Creating a realtime data platform - nullability

In the previous post we looked at evolving the schema. We briefly discussed handling null values in columns when we added the user_agent column. It allows null values since enableColumnBasedNullHandling is set to true. However, we weren’t able to see nullability in action since that column always had values in it. In this post we’ll evolve the schema one more time and add columns that have null values in them. We’ll see how to handle null values in Pinot queries, and how they differ from nulls in other databases. Let’s dive right in.

Getting started

We’ll begin by looking at the source payload that we’ve stored in Pinot.

1
2
3
4
5
6
7
8
9
{
"user_id": 4,
"cafe_id": 27,
"address_id": 4,
"created_at": 1735211553094,
"id": 1,
"user_agent": "Mozilla/5.0 (Windows NT 10.0; Win64; x64) AppleWebKit/537.36 (KHTML, like Gecko) Chrome/121.0.0.0 Safari/537.36 Edg/121.0.0.0",
"status": 0
}

In the payload above, we notice that there’s created_at but no updated_at or deleted_at. That’s because these have null values in the source table in Postgres. Let’s update the schema and table definitions to store these fields.
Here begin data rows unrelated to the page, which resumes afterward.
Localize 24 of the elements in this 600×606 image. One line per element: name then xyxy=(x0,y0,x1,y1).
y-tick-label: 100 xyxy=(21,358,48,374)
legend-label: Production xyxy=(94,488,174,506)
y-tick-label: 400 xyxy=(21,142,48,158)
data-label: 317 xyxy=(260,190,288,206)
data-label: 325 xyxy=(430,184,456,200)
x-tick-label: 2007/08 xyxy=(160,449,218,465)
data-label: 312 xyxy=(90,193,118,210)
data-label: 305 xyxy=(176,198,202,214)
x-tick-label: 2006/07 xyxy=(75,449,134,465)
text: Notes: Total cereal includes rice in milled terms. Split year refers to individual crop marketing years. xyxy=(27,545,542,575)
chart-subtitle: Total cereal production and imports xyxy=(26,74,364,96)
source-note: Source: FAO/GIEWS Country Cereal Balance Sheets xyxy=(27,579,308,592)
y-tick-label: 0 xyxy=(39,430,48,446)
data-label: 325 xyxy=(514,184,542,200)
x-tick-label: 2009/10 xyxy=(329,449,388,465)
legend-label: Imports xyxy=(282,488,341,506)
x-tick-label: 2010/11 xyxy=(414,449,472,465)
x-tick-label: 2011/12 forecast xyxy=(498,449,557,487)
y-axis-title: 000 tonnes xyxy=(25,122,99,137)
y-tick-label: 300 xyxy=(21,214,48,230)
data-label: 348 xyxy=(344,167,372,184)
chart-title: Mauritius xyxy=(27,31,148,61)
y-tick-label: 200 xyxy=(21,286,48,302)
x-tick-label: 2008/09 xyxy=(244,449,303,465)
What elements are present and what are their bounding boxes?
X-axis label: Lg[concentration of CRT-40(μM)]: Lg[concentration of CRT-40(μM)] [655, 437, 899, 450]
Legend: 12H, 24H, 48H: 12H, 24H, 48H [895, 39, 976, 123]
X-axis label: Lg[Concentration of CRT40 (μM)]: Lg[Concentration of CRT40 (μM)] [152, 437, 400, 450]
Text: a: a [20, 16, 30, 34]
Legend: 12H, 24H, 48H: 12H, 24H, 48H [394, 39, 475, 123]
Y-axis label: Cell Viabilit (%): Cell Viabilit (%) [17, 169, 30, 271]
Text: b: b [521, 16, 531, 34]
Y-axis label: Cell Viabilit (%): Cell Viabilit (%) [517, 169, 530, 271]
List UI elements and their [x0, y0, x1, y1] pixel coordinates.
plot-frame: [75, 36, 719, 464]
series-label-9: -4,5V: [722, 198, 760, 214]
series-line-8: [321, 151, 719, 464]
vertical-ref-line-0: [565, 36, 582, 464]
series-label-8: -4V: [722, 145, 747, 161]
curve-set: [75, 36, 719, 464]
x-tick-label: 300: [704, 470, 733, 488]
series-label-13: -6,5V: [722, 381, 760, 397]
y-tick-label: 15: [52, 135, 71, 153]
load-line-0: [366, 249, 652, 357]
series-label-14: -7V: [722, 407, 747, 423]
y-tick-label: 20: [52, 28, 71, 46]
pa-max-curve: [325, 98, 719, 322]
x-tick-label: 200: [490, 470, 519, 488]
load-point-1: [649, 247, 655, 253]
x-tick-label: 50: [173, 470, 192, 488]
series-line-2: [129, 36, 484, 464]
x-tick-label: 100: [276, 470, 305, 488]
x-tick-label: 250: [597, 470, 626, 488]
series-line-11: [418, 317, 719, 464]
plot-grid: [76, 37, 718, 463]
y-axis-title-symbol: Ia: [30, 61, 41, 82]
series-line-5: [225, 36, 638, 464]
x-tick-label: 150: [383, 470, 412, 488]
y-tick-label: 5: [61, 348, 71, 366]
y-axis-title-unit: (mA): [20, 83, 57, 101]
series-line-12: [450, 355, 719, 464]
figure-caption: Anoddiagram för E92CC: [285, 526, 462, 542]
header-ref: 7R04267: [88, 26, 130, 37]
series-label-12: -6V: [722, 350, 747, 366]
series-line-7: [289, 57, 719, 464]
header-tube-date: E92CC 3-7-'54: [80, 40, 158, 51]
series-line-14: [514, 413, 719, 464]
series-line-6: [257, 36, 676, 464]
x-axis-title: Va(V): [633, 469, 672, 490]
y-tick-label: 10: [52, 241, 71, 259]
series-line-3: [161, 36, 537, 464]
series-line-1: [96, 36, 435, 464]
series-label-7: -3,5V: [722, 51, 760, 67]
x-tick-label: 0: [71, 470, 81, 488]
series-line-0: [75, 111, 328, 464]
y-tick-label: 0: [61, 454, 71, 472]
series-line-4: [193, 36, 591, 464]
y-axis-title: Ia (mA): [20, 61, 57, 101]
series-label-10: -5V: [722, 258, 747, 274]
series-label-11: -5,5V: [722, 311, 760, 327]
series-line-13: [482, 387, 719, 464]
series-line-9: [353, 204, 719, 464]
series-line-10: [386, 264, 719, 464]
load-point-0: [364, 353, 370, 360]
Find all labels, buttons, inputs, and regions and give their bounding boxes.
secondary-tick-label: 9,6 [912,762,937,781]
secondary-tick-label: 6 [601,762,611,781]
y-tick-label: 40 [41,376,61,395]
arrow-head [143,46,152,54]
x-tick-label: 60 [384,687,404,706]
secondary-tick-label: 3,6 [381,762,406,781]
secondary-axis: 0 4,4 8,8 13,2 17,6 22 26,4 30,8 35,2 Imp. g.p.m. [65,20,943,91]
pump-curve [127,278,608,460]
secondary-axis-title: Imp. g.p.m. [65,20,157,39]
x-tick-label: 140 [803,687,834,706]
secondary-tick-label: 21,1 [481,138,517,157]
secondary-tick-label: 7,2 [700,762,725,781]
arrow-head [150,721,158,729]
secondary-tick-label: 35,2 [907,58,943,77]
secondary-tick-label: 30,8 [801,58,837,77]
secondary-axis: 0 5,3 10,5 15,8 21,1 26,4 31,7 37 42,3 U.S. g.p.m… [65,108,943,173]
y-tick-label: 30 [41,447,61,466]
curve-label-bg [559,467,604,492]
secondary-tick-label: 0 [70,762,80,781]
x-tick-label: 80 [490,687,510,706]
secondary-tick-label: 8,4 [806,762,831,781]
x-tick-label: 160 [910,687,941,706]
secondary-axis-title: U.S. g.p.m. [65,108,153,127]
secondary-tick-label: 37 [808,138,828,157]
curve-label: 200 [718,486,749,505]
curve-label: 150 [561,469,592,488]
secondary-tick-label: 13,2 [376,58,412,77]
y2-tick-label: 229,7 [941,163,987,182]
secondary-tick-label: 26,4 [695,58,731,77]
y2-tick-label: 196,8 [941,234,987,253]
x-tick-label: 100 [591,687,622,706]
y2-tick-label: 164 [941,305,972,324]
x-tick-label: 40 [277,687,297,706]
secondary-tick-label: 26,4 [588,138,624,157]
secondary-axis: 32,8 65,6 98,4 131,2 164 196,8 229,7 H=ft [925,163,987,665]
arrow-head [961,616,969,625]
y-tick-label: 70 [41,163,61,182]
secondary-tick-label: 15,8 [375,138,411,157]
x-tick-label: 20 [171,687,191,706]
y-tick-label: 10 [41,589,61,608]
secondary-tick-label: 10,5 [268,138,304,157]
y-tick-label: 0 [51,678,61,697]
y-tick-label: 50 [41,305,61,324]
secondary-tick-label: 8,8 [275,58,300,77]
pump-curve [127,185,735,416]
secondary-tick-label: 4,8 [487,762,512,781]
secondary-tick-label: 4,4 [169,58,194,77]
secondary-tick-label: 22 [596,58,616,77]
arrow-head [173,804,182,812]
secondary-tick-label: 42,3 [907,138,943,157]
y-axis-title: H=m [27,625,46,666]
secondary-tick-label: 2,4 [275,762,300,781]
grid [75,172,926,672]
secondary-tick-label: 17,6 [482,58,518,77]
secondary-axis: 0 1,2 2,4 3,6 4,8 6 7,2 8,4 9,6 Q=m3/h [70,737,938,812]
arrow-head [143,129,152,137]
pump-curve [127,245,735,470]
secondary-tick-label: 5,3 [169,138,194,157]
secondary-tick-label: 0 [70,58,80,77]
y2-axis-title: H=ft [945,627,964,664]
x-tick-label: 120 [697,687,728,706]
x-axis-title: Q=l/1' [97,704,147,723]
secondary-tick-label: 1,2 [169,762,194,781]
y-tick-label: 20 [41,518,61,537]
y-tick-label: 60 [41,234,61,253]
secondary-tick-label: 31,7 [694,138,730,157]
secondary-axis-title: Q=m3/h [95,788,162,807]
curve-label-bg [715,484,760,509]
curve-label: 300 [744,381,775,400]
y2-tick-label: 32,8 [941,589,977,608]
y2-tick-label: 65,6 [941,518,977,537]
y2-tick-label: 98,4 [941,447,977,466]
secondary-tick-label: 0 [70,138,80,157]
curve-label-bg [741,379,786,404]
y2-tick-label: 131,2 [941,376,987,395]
To update the schema, we’ll add the following to dateTimeFieldSpecs.

1
2
3
4
5
6
7
8
9
10
11
12
13
14
{
"name": "updated_at",
"dataType": "LONG",
"format": "1:MILLISECONDS:EPOCH",
"granularity": "1:MILLISECONDS",
"defaultNullValue": "-1"
},
{
"name": "deleted_at",
"dataType": "LONG",
"format": "1:MILLISECONDS:EPOCH",
"granularity": "1:MILLISECONDS",
"defaultNullValue": "-1"
}

In the JSON above, we specify the usual fields just as we did for created_at. We also set defaultNullValue. This value will be used instead of null when these fields are extracted from the source payload. This is different from what you’d usually observe in a database that supports null values. The reason for this is that Pinot uses a forward index to store the values of each column. This index does not support storing null values and instead requires that a value be provided which will be stored in place of null. In our case, we’ve specified -1. The value that we specify as a default must be of the same data type as the the column. Since the two fields are of type LONG, specifying -1 suffices.

We’ll PUT this schema using the following curl command.

1
curl -XPUT -F schemaName=@tables/002-orders/orders_schema.json localhost:9000/schemas/orders | jq .

Next, we’ll update the table definition by adding a couple of field-level transformations.

1
2
3
4
5
6
7
8
{
"columnName": "updated_at",
"transformFunction": "jsonPath(source, '$.updated_at')"
},
{
"columnName": "deleted_at",
"transformFunction": "jsonPath(source, '$.deleted_at')"
}

And POST it using the following curl command.

1
curl -XPUT -H 'Content-Type: application/json' -d @tables/002-orders/orders_table.json localhost:9000/tables/orders | jq .

Like we did last time, we’ll reload all the segments using the following curl command.

1
curl -XPOST localhost:9000/segments/orders/reload | jq .

Now when we open the query console, we’ll see the table with updated_at and deleted_at fields with their values set to -1.

We know that we have a total of 5000 rows where the deleted_at field is set to null. This can be verified by running a count query in Pinot. This shows that although the values in the column are set to -1, Pinot identifies them as null and returns the correct result.

1
2
3
SELECT COUNT(*)
FROM orders
WHERE deleted_at IS NULL;

A workaround suggested in the documentation is to use comparison operators to compare against the value used in place of null. For example, the following query will produce the same result as the one shown above.

1
2
3
SELECT COUNT(*)
FROM orders
WHERE deleted_at = -1;

That’s it on how to handle null values in Pinot.